Mas ela só tinha um ano para se vingar. Também precisava encontrar um jeito de prolongar a própria vida. Se o tempo acabasse e ela não tivesse conquistado mais tempo, voltaria para aquele outro mundo, consumida pelo ressentimento, sem nunca mais poder viver.

Catherine lançou um olhar para os números em seu braço que só ela conseguia ver: uma contagem regressiva de 365 dias.

Ela não tinha tempo a perder com aquelas pessoas.

Desceu e encontrou os pais e os irmãos sentados na sala de jantar. Conferiu o horário. Era exatamente a hora do almoço, mas ninguém tinha ido chamá-la.

No passado, para conquistar o favor da família, Catherine tinha decorado o gosto de cada um e cozinhava para eles sempre que tinha tempo. Ninguém jamais tinha valorizado.

— Caiu na real? — Marsha Scott fez um gesto para um empregado trazer outro bife e então olhou para Catherine com reprovação. — Se você tivesse dado a música nova para a Harper antes, nada disso seria um problema. Mas não, você tinha que fazer cena e deixar todo mundo chateado.

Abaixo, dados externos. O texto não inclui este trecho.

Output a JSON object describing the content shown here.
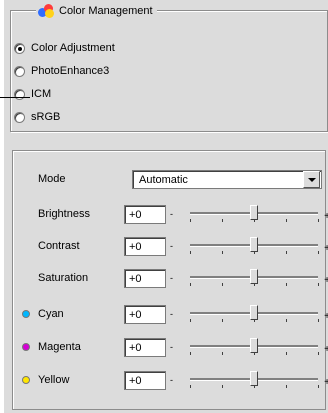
{
  "group": {
    "title": "Color Management",
    "options": [
      {
        "label": "Color Adjustment",
        "selected": true
      },
      {
        "label": "PhotoEnhance3",
        "selected": false
      },
      {
        "label": "ICM",
        "selected": false
      },
      {
        "label": "sRGB",
        "selected": false
      }
    ]
  },
  "mode": {
    "label": "Mode",
    "value": "Automatic"
  },
  "sliders": [
    {
      "label": "Brightness",
      "value": "+0",
      "level": 0.5
    },
    {
      "label": "Contrast",
      "value": "+0",
      "level": 0.5
    },
    {
      "label": "Saturation",
      "value": "+0",
      "level": 0.5
    },
    {
      "label": "Cyan",
      "value": "+0",
      "level": 0.5,
      "color": "#00b7ff"
    },
    {
      "label": "Magenta",
      "value": "+0",
      "level": 0.5,
      "color": "#d400d4"
    },
    {
      "label": "Yellow",
      "value": "+0",
      "level": 0.5,
      "color": "#ffe600"
    }
  ],
  "colors": {
    "panel": "#dcdcdc",
    "border": "#8c8c8c"
  },
  "icons": {
    "group": "color-management-icon",
    "dropdown": "chevron-down-icon"
  }
}
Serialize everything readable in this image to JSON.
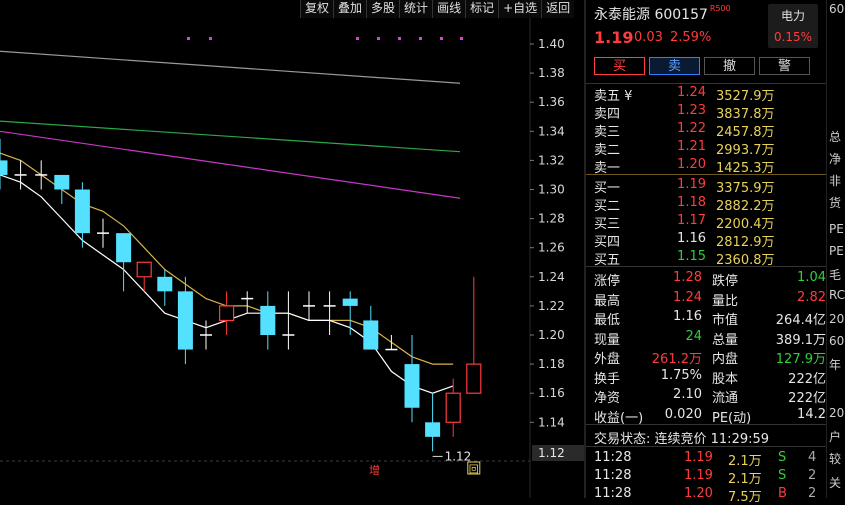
{
  "toolbar": [
    "复权",
    "叠加",
    "多股",
    "统计",
    "画线",
    "标记",
    "+自选",
    "返回"
  ],
  "price_axis": [
    "1.40",
    "1.38",
    "1.36",
    "1.34",
    "1.32",
    "1.30",
    "1.28",
    "1.26",
    "1.24",
    "1.22",
    "1.20",
    "1.18",
    "1.16",
    "1.14",
    "1.12"
  ],
  "chart_data": {
    "type": "candlestick",
    "ylim": [
      1.12,
      1.41
    ],
    "ohlc": [
      [
        1.32,
        1.335,
        1.3,
        1.31
      ],
      [
        1.31,
        1.32,
        1.3,
        1.31
      ],
      [
        1.31,
        1.32,
        1.3,
        1.31
      ],
      [
        1.31,
        1.31,
        1.29,
        1.3
      ],
      [
        1.3,
        1.305,
        1.26,
        1.27
      ],
      [
        1.27,
        1.28,
        1.26,
        1.27
      ],
      [
        1.27,
        1.27,
        1.23,
        1.25
      ],
      [
        1.24,
        1.25,
        1.23,
        1.25
      ],
      [
        1.24,
        1.245,
        1.22,
        1.23
      ],
      [
        1.23,
        1.24,
        1.18,
        1.19
      ],
      [
        1.2,
        1.21,
        1.19,
        1.2
      ],
      [
        1.21,
        1.23,
        1.2,
        1.22
      ],
      [
        1.225,
        1.23,
        1.215,
        1.225
      ],
      [
        1.22,
        1.23,
        1.19,
        1.2
      ],
      [
        1.2,
        1.23,
        1.19,
        1.2
      ],
      [
        1.22,
        1.23,
        1.21,
        1.22
      ],
      [
        1.22,
        1.23,
        1.2,
        1.22
      ],
      [
        1.225,
        1.23,
        1.2,
        1.22
      ],
      [
        1.21,
        1.22,
        1.19,
        1.19
      ],
      [
        1.19,
        1.2,
        1.19,
        1.19
      ],
      [
        1.18,
        1.2,
        1.14,
        1.15
      ],
      [
        1.14,
        1.16,
        1.12,
        1.13
      ],
      [
        1.14,
        1.17,
        1.13,
        1.16
      ],
      [
        1.16,
        1.24,
        1.16,
        1.18
      ]
    ],
    "ma_long1": [
      1.395,
      1.373
    ],
    "ma_long2": [
      1.347,
      1.326
    ],
    "ma_long3": [
      1.34,
      1.294
    ],
    "ma5": [
      1.31,
      1.305,
      1.295,
      1.28,
      1.265,
      1.255,
      1.245,
      1.23,
      1.215,
      1.21,
      1.205,
      1.21,
      1.215,
      1.215,
      1.215,
      1.21,
      1.21,
      1.205,
      1.195,
      1.175,
      1.165,
      1.16,
      1.165
    ],
    "ma10": [
      1.325,
      1.32,
      1.31,
      1.3,
      1.29,
      1.285,
      1.275,
      1.26,
      1.245,
      1.235,
      1.225,
      1.22,
      1.22,
      1.215,
      1.215,
      1.21,
      1.21,
      1.21,
      1.205,
      1.195,
      1.185,
      1.18,
      1.18
    ],
    "low_label": "1.12",
    "current_price": "1.12",
    "colors": {
      "up": "#ff3b3b",
      "down": "#54e1ff",
      "ma_white": "#ffffff",
      "ma_yellow": "#d8b24a",
      "ma_green": "#2aa84a",
      "ma_purple": "#c637c6",
      "ma_gray": "#9a9a9a"
    }
  },
  "markers": {
    "zeng": "增",
    "hui": "回"
  },
  "stock": {
    "name": "永泰能源",
    "code": "600157",
    "badge": "R500",
    "price": "1.19",
    "change": "0.03",
    "pct": "2.59%",
    "sector": "电力",
    "sector_pct": "0.15%"
  },
  "actions": [
    "买",
    "卖",
    "撤",
    "警"
  ],
  "asks": [
    {
      "label": "卖五 ¥",
      "price": "1.24",
      "vol": "3527.9万"
    },
    {
      "label": "卖四",
      "price": "1.23",
      "vol": "3837.8万"
    },
    {
      "label": "卖三",
      "price": "1.22",
      "vol": "2457.8万"
    },
    {
      "label": "卖二",
      "price": "1.21",
      "vol": "2993.7万"
    },
    {
      "label": "卖一",
      "price": "1.20",
      "vol": "1425.3万"
    }
  ],
  "bids": [
    {
      "label": "买一",
      "price": "1.19",
      "vol": "3375.9万",
      "color": "red"
    },
    {
      "label": "买二",
      "price": "1.18",
      "vol": "2882.2万",
      "color": "red"
    },
    {
      "label": "买三",
      "price": "1.17",
      "vol": "2200.4万",
      "color": "red"
    },
    {
      "label": "买四",
      "price": "1.16",
      "vol": "2812.9万",
      "color": "white"
    },
    {
      "label": "买五",
      "price": "1.15",
      "vol": "2360.8万",
      "color": "green"
    }
  ],
  "stats": [
    {
      "l1": "涨停",
      "v1": "1.28",
      "c1": "red",
      "l2": "跌停",
      "v2": "1.04",
      "c2": "green"
    },
    {
      "l1": "最高",
      "v1": "1.24",
      "c1": "red",
      "l2": "量比",
      "v2": "2.82",
      "c2": "red"
    },
    {
      "l1": "最低",
      "v1": "1.16",
      "c1": "white",
      "l2": "市值",
      "v2": "264.4亿",
      "c2": "white"
    },
    {
      "l1": "现量",
      "v1": "24",
      "c1": "green",
      "l2": "总量",
      "v2": "389.1万",
      "c2": "white"
    },
    {
      "l1": "外盘",
      "v1": "261.2万",
      "c1": "red",
      "l2": "内盘",
      "v2": "127.9万",
      "c2": "green"
    },
    {
      "l1": "换手",
      "v1": "1.75%",
      "c1": "white",
      "l2": "股本",
      "v2": "222亿",
      "c2": "white"
    },
    {
      "l1": "净资",
      "v1": "2.10",
      "c1": "white",
      "l2": "流通",
      "v2": "222亿",
      "c2": "white"
    },
    {
      "l1": "收益(一)",
      "v1": "0.020",
      "c1": "white",
      "l2": "PE(动)",
      "v2": "14.2",
      "c2": "white"
    }
  ],
  "trade_status": "交易状态: 连续竞价 11:29:59",
  "ticks": [
    {
      "time": "11:28",
      "price": "1.19",
      "qty": "2.1万",
      "dir": "S",
      "n": "4",
      "color": "red",
      "dcolor": "green"
    },
    {
      "time": "11:28",
      "price": "1.19",
      "qty": "2.1万",
      "dir": "S",
      "n": "2",
      "color": "red",
      "dcolor": "green"
    },
    {
      "time": "11:28",
      "price": "1.20",
      "qty": "7.5万",
      "dir": "B",
      "n": "2",
      "color": "red",
      "dcolor": "red"
    }
  ],
  "edge_text": [
    "60",
    "总",
    "净",
    "非",
    "货",
    "PE",
    "PE",
    "毛",
    "RC",
    "20",
    "60",
    "年",
    "20",
    "户",
    "较",
    "关"
  ]
}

Catherine desceu os degraus com calma.

— Eu não concordei.

— Pá! — Marsha bateu a faca e o garfo na mesa. — Você nunca vai parar? Precisa saber a hora de se dar por satisfeita.

— Vocês é que não param — Catherine não recuou. — Estão me forçando a abrir mão da minha música. E quando eu me recuso, me culpam por tudo. Vocês é que não sabem a hora de desistir.

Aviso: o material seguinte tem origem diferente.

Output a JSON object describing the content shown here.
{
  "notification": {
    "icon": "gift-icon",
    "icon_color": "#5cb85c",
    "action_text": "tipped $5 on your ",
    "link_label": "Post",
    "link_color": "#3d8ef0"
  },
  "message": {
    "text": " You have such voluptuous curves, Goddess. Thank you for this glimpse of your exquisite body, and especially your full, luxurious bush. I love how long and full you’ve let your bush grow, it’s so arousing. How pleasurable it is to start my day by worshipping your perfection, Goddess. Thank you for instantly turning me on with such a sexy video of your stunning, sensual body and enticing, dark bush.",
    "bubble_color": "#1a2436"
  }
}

A atitude dela chocou a família inteira. Desde quando ela tinha ficado tão temperamental?

A expressão de Marsha azedou.

— A Harper era a filha mais velha da família Taylor. Você voltou e tomou o lugar dela. Não é justo compensá-la um pouco?

— Boa tentativa de distorcer os fatos. — Catherine riu. — Eu sempre fui a filha de verdade. Ela é que tomou o meu lugar. E agora você está dizendo que eu roubei o dela?

O irmão mais velho, Wyatt Taylor, deu um passo à frente com um olhar frio.

— No fim das contas, você só está mirando a Harper porque guarda rancor dela por ter tomado a sua posição.

— Patético. — O riso de Catherine ficou amargo. — Já que vocês a amam tanto, ótimo. A partir de agora, ela pode ser a única irmã de vocês.

Marsha franziu a testa.

— O que você quer dizer com isso?

— Eu terminei com a família Taylor. Finjam que nunca me encontraram. Esses últimos dois anos… vou considerá-los um pesadelo.

Marsha ficou ainda mais furiosa.

— Ser uma filha Taylor é a sua sorte. E você chama isso de pesadelo? Você não tem consciência nenhuma?

— Guardem essa sorte para a Harper. Eu não quero. — Catherine se virou para ir embora.

Jordan desceu as escadas às pressas.

— Existe um limite para fazer birra. Acha que fugir vai resolver? Quem vai sofrer é você. Pense bem. Se você sair da família Taylor, vai voltar a viver na pobreza.

— Então você sabe que eu sofri por anos. — Catherine se virou devagar, os olhos cravando em Jordan como facas. — Se você não tivesse sido ganancioso naquela época e me trocado por aquele saco de balas, eu teria sido levada por traficantes de pessoas?

Jordan não esperava que ela trouxesse isso à tona. Ela tinha prometido claramente nunca mais mencionar.

Marsha e os outros irmãos não sabiam de nada. Todos encararam Jordan, surpresos.

— Jordan, isso é verdade? — perguntou Marsha.